On the whole, unless there can be an objective measure of biological predisposition to religiousity and some method of measuring its effect, I find measuring the adaptedness of social phenomena hazardous.

I guess the issue depends on when we first got religion. If
it was just a few thousand years ago, then the few hundreds
of generations would not be enough for selection to work.

To be an adaptation, a trait has to be:

1. genetic,
2. species typical
3. functional and
4. originating in response to a specific
problem in the ancestral past (the EEA)

That religion is genetic is doubtful. Studies on the adult
brain need supporting evidence from elsewhere. Haven't seen
MZ/DZ twin studies, but, well, almost every atheist seems
to have all their grandparents religious.

Religion might be species typical - there is hardly a
culture where it does not exist. It is probably functional;
it provides a support system both psychological and social.

The last one, whether it arose to solve a problem, is also
unknown. One could argue conscious awareness, by itself,
created a problem of motivation (we know we are going to
die; always plan exactly till the end of the expected
lifespan). An adaptation that drives religion would then
solve this problem.

Selection does not select adaptations; it selects behavioral
traits which help one breed better. In effect, on every
round, it selects a set of modules which combined
lead to reproductive success. Looked at that way, it can
be argued selection favored the combined set of cognition
and religion, both being adaptations. Of course, the 4
criteria above would still have to be met.

What if religion were an adaptation? No big deal.
Adaptations do not generate spontaneous behavior; they
are processing modules which generate behavioral output
in response to environmental input. They are also calibrated
during development. Even if religion were an adaptation,
one still can build a society where no one is religious.
Adaptations do not force behavior, they are reactive
modules. Their trigger is still social, and hence they
activate only under specific social circumstances.

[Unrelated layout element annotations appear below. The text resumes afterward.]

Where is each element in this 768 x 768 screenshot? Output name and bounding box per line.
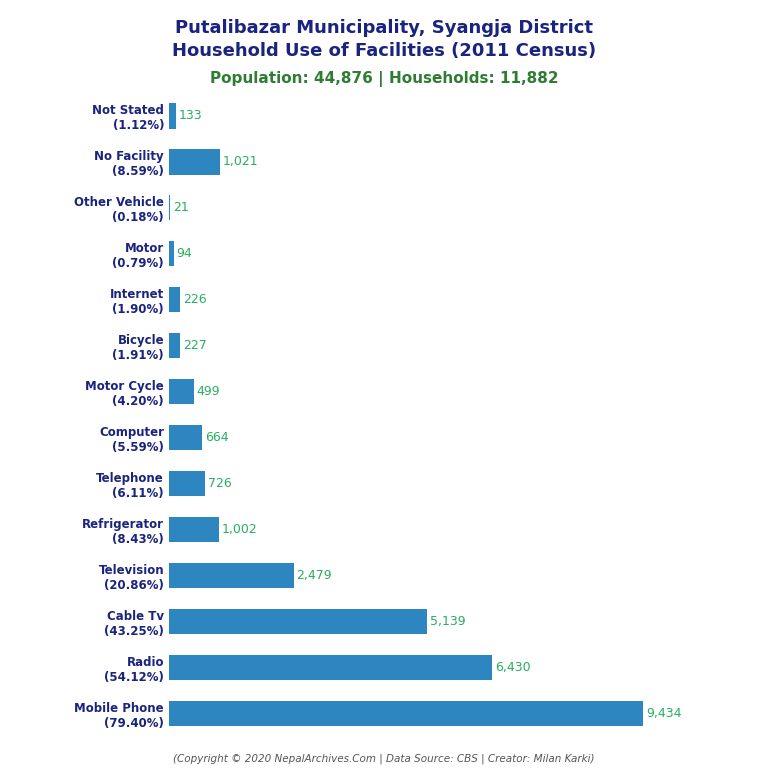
Text: 664: 664: [205, 431, 229, 444]
Bar: [169, 563, 293, 588]
Bar: [169, 241, 174, 266]
Text: 133: 133: [178, 109, 202, 122]
Bar: [169, 149, 220, 174]
Text: 1,021: 1,021: [223, 155, 259, 168]
Text: 6,430: 6,430: [495, 661, 531, 674]
Bar: [169, 379, 194, 405]
Text: 227: 227: [183, 339, 207, 353]
Bar: [169, 471, 206, 496]
Text: 499: 499: [197, 386, 220, 399]
Text: 226: 226: [183, 293, 207, 306]
Bar: [169, 195, 170, 220]
Text: 1,002: 1,002: [222, 523, 258, 536]
Text: 5,139: 5,139: [430, 615, 465, 628]
Bar: [169, 609, 427, 634]
Text: 2,479: 2,479: [296, 569, 332, 582]
Bar: [169, 103, 176, 128]
Bar: [169, 517, 220, 542]
Text: Putalibazar Municipality, Syangja District: Putalibazar Municipality, Syangja Distri…: [175, 19, 593, 37]
Bar: [169, 655, 492, 680]
Text: 94: 94: [177, 247, 192, 260]
Bar: [169, 287, 180, 313]
Text: 21: 21: [173, 201, 188, 214]
Text: (Copyright © 2020 NepalArchives.Com | Data Source: CBS | Creator: Milan Karki): (Copyright © 2020 NepalArchives.Com | Da…: [174, 753, 594, 764]
Text: Population: 44,876 | Households: 11,882: Population: 44,876 | Households: 11,882: [210, 71, 558, 87]
Bar: [169, 425, 202, 450]
Bar: [169, 333, 180, 359]
Text: 726: 726: [208, 477, 232, 490]
Bar: [169, 701, 643, 727]
Text: 9,434: 9,434: [646, 707, 681, 720]
Text: Household Use of Facilities (2011 Census): Household Use of Facilities (2011 Census…: [172, 42, 596, 60]
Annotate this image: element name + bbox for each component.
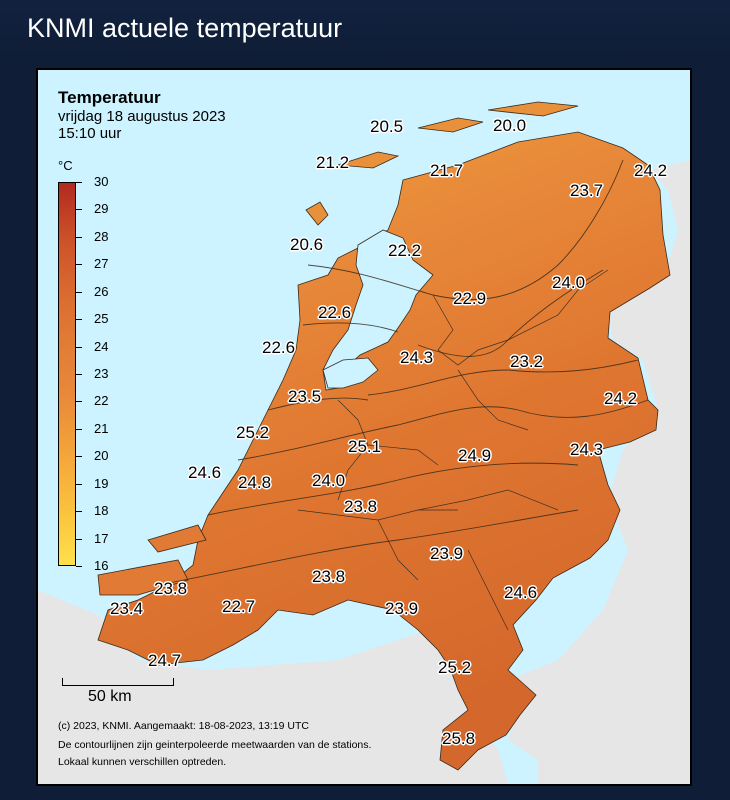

Ajoy, I do not think that an adaptation must either be genetic (the religion is a meme argument mitigates against that), or even when it is biological that it must be modular. There is some evidence for modularity outside the cognitive domain, but little to no evidence for cognition at all. Instead, I think that we have biological dispositions to think or behave in particular ways. If religiosity is a special adaptation, it must at best be a dispositional trait, not a modular one.

I was using evolutionary psychology terms. Standard EP
(D. Buss, for eg) does define adaptation as genetic, and
considers the brain to be massively modular. A biological
disposition is a module, calibrated by development, and
responding to environmental input. I was thinking aloud on
what if the religious/spiritual drive were such an
adaptation.

Religion being meme of course has not been proven either.

As to modularity within the cognitive domain, well there
is a branch of EP, evolutionary cognitive neuroscience,
which says there are modules for spatial ability, language,
reading other's emotions, and so forth. See
"Evolutionary Cognitive Neuroscience", MIT Press,
from Steven M. Platek et. al. for a good summary. I tend
to agree with you that hard evidence is outdistanced by
hypotheses there.

For EP, a dispositional trait is still a module. Modules
are genetically wired, but responsive to both childhood
calibration and later environmental input.

I think the reason for the persistence of religion is more to be found buried in this sentence: "highly organised religious societies do tend to compete well against disorganised societies (think of the Csarist Russian encroachment against the Siberian tribes in the 18th century..." Religious people feel superior to other people and refuse to leave them alone; there is a sense of "divine" entitlement with ready justification for behavior which would have been beyond the pale within small groups. As James Russell Lowell said, "Toward no crimes have men shown themselves so cold-bloodedly cruel as in punishing differences of belief." I personally think that genocide has played a far greater role in the survival of religious ideology than is regarded as comfortable to admit.